Domnic Raab, then foreign secretary, was sitting on his sun lounger on holiday refusing to take calls which were key to directing operations in evacuating people from Afghanistan. If anyone is deserving of blame, it is him.
Another former Tory leading light, Iain Duncan Smith, was also hard at work over the weekend, pumping out his latest delusional bile, by drawing comparison with civil servants working from home and the blitz.
Perhaps IDS is unaware that computers and internet did not exist in the ’40s, and that the Luftwaffe bombing was not a contagious virus.
What makes these pathetic propaganda attempts even more bizarre is that the Tory government is committed to flexible working, and is legislating in that direction.
It makes sense as it was a 2019 manifesto commitment to make flexible working a default position.
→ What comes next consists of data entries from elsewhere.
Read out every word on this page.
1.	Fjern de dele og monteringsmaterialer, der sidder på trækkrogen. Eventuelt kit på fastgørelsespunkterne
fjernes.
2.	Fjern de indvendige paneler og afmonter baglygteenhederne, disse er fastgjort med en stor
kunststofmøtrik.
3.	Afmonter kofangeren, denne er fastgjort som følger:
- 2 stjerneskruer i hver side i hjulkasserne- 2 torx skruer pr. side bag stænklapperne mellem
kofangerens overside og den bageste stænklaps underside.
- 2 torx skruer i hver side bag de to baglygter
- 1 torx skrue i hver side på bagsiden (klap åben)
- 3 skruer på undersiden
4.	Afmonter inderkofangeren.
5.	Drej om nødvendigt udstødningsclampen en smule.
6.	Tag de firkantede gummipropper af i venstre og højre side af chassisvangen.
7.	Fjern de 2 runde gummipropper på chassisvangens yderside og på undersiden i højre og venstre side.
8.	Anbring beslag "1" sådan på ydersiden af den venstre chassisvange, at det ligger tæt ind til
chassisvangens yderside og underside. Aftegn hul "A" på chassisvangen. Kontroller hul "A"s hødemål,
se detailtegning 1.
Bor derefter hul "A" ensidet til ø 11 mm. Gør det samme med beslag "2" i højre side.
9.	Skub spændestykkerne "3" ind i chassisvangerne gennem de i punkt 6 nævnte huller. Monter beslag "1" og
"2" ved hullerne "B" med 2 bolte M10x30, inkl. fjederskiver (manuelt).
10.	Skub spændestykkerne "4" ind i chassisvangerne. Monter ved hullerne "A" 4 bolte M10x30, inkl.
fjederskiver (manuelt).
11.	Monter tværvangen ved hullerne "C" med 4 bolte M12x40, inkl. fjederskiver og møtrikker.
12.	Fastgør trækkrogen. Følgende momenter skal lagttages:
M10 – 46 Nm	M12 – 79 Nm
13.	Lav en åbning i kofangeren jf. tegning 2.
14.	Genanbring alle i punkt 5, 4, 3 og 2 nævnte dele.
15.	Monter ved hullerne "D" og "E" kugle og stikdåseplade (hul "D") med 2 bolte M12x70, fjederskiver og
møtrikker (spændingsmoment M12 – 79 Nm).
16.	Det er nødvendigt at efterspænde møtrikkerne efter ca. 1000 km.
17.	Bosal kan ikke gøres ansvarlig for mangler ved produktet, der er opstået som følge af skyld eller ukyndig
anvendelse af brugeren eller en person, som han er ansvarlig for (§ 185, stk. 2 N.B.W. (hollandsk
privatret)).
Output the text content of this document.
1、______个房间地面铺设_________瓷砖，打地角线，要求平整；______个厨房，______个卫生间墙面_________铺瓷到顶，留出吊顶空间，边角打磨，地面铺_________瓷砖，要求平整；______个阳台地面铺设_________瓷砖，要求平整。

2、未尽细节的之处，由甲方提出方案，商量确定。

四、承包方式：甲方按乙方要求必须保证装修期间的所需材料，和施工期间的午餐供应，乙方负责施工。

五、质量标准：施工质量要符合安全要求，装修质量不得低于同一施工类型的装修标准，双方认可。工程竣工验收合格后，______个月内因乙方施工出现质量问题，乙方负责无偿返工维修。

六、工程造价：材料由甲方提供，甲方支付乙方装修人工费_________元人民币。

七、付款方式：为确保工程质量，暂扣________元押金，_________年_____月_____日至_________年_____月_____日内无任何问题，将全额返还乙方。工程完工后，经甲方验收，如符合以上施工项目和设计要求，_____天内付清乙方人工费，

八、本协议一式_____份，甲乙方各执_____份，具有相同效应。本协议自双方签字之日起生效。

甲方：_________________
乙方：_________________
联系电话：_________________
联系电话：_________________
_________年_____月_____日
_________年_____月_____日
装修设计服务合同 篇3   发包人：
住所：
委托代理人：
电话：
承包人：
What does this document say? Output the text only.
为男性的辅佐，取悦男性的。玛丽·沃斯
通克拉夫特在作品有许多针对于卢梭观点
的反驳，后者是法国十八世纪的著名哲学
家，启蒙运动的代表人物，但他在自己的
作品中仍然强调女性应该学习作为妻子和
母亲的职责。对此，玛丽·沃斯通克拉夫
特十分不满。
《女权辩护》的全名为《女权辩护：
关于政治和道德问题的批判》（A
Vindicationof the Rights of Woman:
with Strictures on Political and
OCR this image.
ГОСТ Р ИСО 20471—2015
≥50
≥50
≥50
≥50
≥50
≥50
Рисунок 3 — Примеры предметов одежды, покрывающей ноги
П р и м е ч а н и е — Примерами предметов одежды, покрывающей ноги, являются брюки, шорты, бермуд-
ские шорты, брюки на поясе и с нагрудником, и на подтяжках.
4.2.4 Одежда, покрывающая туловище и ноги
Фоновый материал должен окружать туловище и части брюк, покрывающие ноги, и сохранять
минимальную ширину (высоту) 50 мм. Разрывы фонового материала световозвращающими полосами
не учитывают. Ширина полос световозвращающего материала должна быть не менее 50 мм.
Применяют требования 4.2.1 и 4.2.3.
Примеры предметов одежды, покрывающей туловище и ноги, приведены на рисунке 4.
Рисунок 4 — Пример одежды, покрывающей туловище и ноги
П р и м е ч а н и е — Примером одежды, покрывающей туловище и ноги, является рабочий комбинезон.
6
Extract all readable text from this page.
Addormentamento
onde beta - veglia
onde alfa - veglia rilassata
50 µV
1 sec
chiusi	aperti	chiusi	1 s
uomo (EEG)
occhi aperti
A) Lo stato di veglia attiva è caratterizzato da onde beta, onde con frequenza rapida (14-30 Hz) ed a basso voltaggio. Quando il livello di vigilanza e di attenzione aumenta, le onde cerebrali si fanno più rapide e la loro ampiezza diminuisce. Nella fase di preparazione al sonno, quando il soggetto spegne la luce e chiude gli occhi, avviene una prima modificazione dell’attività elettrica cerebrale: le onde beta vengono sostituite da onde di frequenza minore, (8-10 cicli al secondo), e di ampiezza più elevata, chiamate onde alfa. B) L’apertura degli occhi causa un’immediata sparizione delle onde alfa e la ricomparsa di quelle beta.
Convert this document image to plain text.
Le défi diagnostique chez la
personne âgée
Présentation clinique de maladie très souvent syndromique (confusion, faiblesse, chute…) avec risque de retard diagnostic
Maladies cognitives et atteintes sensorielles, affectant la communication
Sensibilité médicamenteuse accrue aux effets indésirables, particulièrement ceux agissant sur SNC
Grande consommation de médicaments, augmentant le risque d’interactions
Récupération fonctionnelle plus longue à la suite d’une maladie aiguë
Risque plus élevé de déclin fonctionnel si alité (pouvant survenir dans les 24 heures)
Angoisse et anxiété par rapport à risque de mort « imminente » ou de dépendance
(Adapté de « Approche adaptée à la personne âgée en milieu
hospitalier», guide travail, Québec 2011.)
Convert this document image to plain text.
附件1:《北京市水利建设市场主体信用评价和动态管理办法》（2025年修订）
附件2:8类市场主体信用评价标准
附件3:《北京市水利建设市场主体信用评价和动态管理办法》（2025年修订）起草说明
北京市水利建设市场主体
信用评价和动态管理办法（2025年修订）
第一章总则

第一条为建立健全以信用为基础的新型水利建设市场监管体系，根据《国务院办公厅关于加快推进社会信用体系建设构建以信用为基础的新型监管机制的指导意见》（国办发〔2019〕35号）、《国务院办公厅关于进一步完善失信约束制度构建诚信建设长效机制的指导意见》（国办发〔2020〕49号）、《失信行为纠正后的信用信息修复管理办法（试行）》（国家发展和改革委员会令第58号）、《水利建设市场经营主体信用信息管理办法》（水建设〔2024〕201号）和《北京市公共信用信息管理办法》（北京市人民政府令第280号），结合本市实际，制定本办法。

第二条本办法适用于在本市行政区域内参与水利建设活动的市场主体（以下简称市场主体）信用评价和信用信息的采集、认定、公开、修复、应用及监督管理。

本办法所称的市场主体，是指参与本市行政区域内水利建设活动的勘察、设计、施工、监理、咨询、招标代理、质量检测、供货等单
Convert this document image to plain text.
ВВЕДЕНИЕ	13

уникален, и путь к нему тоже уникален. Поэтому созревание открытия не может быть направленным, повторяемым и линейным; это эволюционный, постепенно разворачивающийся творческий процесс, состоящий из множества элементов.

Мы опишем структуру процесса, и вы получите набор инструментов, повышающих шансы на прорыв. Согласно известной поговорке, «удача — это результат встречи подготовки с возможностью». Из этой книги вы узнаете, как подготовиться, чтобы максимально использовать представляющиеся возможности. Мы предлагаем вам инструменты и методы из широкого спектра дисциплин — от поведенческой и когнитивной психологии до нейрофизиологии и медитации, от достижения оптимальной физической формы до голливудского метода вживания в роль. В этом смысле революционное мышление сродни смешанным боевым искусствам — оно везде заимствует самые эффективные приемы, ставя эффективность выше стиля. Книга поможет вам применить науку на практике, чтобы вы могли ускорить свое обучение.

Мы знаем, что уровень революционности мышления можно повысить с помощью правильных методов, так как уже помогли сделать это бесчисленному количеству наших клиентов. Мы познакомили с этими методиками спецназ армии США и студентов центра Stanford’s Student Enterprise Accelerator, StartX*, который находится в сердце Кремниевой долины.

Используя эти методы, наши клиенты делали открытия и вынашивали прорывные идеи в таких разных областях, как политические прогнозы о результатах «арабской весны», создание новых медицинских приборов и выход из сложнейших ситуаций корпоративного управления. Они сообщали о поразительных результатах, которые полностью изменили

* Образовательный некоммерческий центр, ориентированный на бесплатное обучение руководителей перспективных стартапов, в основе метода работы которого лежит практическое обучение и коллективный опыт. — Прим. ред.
The concerted attempts to try to embarrass, intimidate and frankly make up baseless accusations against civil servants will not succeed.
PCS will continue to wholeheartedly defend members at DVLA and is doing the same in DVSA where an unsafe new testing regime is being proposed. Strike action will begin next week if DVSA management do not change course.
The unreasonable criticism levelled at our members in parts of the media is already having the opposite effect that was intended. It’s water off a duck’s back to people who do vital jobs in society – and PCS will never be driven off course from defending its members interests.